Bitcoin (BTC) at $122,000 in 10 months could be an “average return” if history repeats itself.
Key points:
An “informal” Bitcoin price metric gives 88% odds of BTC/USD trading higher by early 2027.
$122,000 per coin would mark an “average return” based on prior performance.
Bullish BTC price predictions remain in place despite the current low sentiment.
BTC price ended half of past 24 months higher
New analysis from network economist Timothy Peterson gives almost 90% odds of a BTC price being higher by early 2027.
Bitcoin’s underperformance since Q4 2025 has not removed every bullish BTC price prediction that leverages historical data.
For Peterson, monthly price action over the past two years points to a recovery through the rest of the year.
“50% of the past 24 months have been positive. This implies an 88% chance that Bitcoin will be higher 10 months from now,” he reported on X.
“The average return is exp(60%)-1 = 82% => $122,000. Data goes back to 2011.”

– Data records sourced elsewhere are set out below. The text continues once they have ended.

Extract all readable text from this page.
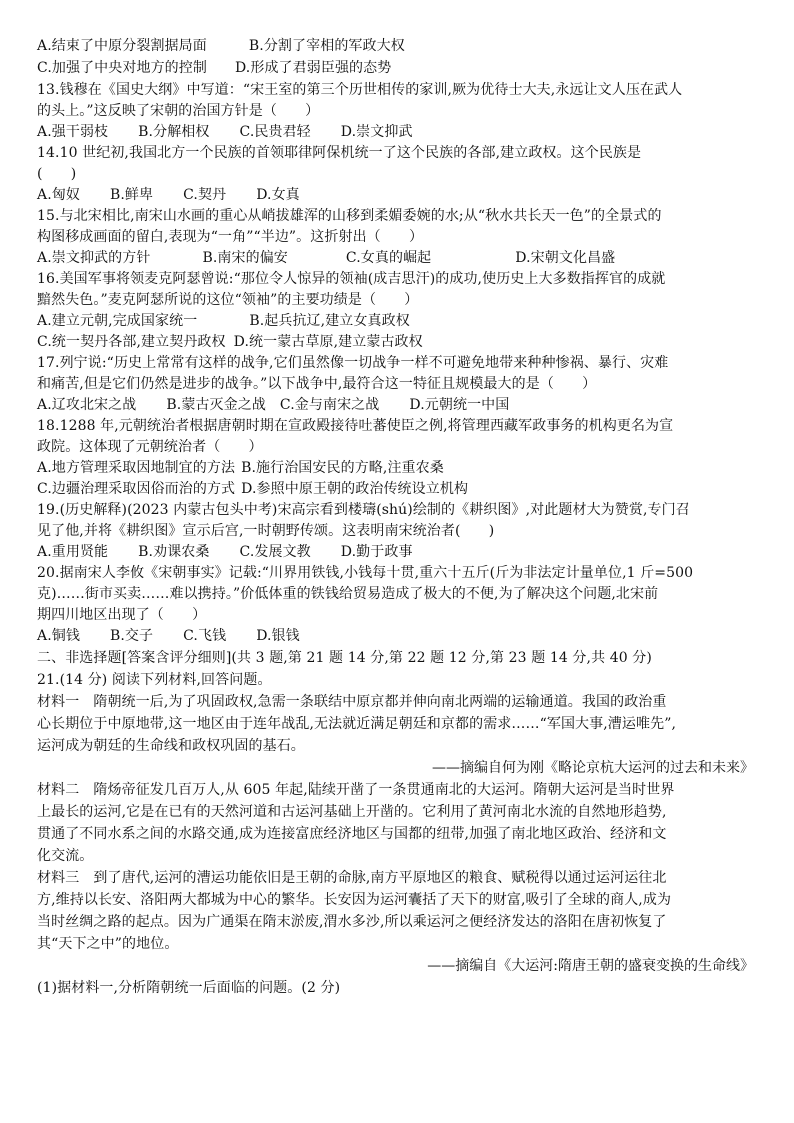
A.结束了中原分裂割据局面	B.分割了宰相的军政大权
C.加强了中央对地方的控制 D.形成了君弱臣强的态势
13.钱穆在《国史大纲》中写道：“宋王室的第三个历世相传的家训,厥为优待士大夫,永远让文人压在武人
的头上。”这反映了宋朝的治国方针是（　　）
A.强干弱枝 B.分解相权 C.民贵君轻 D.崇文抑武
14.10 世纪初,我国北方一个民族的首领耶律阿保机统一了这个民族的各部,建立政权。这个民族是
(　　)
A.匈奴 B.鲜卑 C.契丹 D.女真
15.与北宋相比,南宋山水画的重心从峭拔雄浑的山移到柔媚委婉的水;从“秋水共长天一色”的全景式的
构图移成画面的留白,表现为“一角”“半边”。这折射出（　　）
A.崇文抑武的方针	B.南宋的偏安	C.女真的崛起	D.宋朝文化昌盛
16.美国军事将领麦克阿瑟曾说:“那位令人惊异的领袖(成吉思汗)的成功,使历史上大多数指挥官的成就
黯然失色。”麦克阿瑟所说的这位“领袖”的主要功绩是（　　）
A.建立元朝,完成国家统一	B.起兵抗辽,建立女真政权
C.统一契丹各部,建立契丹政权 D.统一蒙古草原,建立蒙古政权
17.列宁说:“历史上常常有这样的战争,它们虽然像一切战争一样不可避免地带来种种惨祸、暴行、灾难
和痛苦,但是它们仍然是进步的战争。”以下战争中,最符合这一特征且规模最大的是（　　）
A.辽攻北宋之战 B.蒙古灭金之战 C.金与南宋之战 D.元朝统一中国
18.1288 年,元朝统治者根据唐朝时期在宣政殿接待吐蕃使臣之例,将管理西藏军政事务的机构更名为宣
政院。这体现了元朝统治者（　　）
A.地方管理采取因地制宜的方法 B.施行治国安民的方略,注重农桑
C.边疆治理采取因俗而治的方式 D.参照中原王朝的政治传统设立机构
19.(历史解释)(2023 内蒙古包头中考)宋高宗看到楼璹(shú)绘制的《耕织图》,对此题材大为赞赏,专门召
见了他,并将《耕织图》宣示后宫,一时朝野传颂。这表明南宋统治者(　　)
A.重用贤能 B.劝课农桑 C.发展文教 D.勤于政事
20.据南宋人李攸《宋朝事实》记载:“川界用铁钱,小钱每十贯,重六十五斤(斤为非法定计量单位,1 斤=500
克)……街市买卖……难以携持。”价低体重的铁钱给贸易造成了极大的不便,为了解决这个问题,北宋前
期四川地区出现了（　　）
A.铜钱 B.交子 C.飞钱 D.银钱
二、非选择题[答案含评分细则](共 3 题,第 21 题 14 分,第 22 题 12 分,第 23 题 14 分,共 40 分)
21.(14 分) 阅读下列材料,回答问题。
材料一　隋朝统一后,为了巩固政权,急需一条联结中原京都并伸向南北两端的运输通道。我国的政治重
心长期位于中原地带,这一地区由于连年战乱,无法就近满足朝廷和京都的需求……“军国大事,漕运唯先”,
运河成为朝廷的生命线和政权巩固的基石。
——摘编自何为刚《略论京杭大运河的过去和未来》
材料二　隋炀帝征发几百万人,从 605 年起,陆续开凿了一条贯通南北的大运河。隋朝大运河是当时世界
上最长的运河,它是在已有的天然河道和古运河基础上开凿的。它利用了黄河南北水流的自然地形趋势,
贯通了不同水系之间的水路交通,成为连接富庶经济地区与国都的纽带,加强了南北地区政治、经济和文
化交流。
材料三　到了唐代,运河的漕运功能依旧是王朝的命脉,南方平原地区的粮食、赋税得以通过运河运往北
方,维持以长安、洛阳两大都城为中心的繁华。长安因为运河囊括了天下的财富,吸引了全球的商人,成为
当时丝绸之路的起点。因为广通渠在隋末淤废,渭水多沙,所以乘运河之便经济发达的洛阳在唐初恢复了
其“天下之中”的地位。
——摘编自《大运河:隋唐王朝的盛衰变换的生命线》
(1)据材料一,分析隋朝统一后面临的问题。(2 分)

In a previous post, Peterson acknowledged that trailing price performance is more useful for identifying trend “inflection points” than price targets.
“This metric measures frequency, not magnitude. So Bitcoin could trend sideways for months and this metric could still go down. But it is still very useful for identifying inflection points,” he wrote, calling the tool “informal.”

A survey conducted by Peterson on Sunday, meanwhile, underscored existing bearish crypto market sentiment.

Bitcoin bulls double down
As Cointelegraph reported, other market sources continue to beat on a major BTC price recovery in 2026.
Related: Bitcoin whales participate in V-shaped accumulation, offsetting 230K BTC sell-off
Among them is an analysis from Bernstein, which this month offered a $150,000 target, calling Bitcoin’s comedown its “weakest bear case” in history.
US banking giant Wells Fargo additionally sees $150 billion in capital inflows into Bitcoin and stocks by the end of March.
“Speculation picks up with bigger savings…we expect YOLO to return,” analyst Ohsung Kwon wrote in a note last week.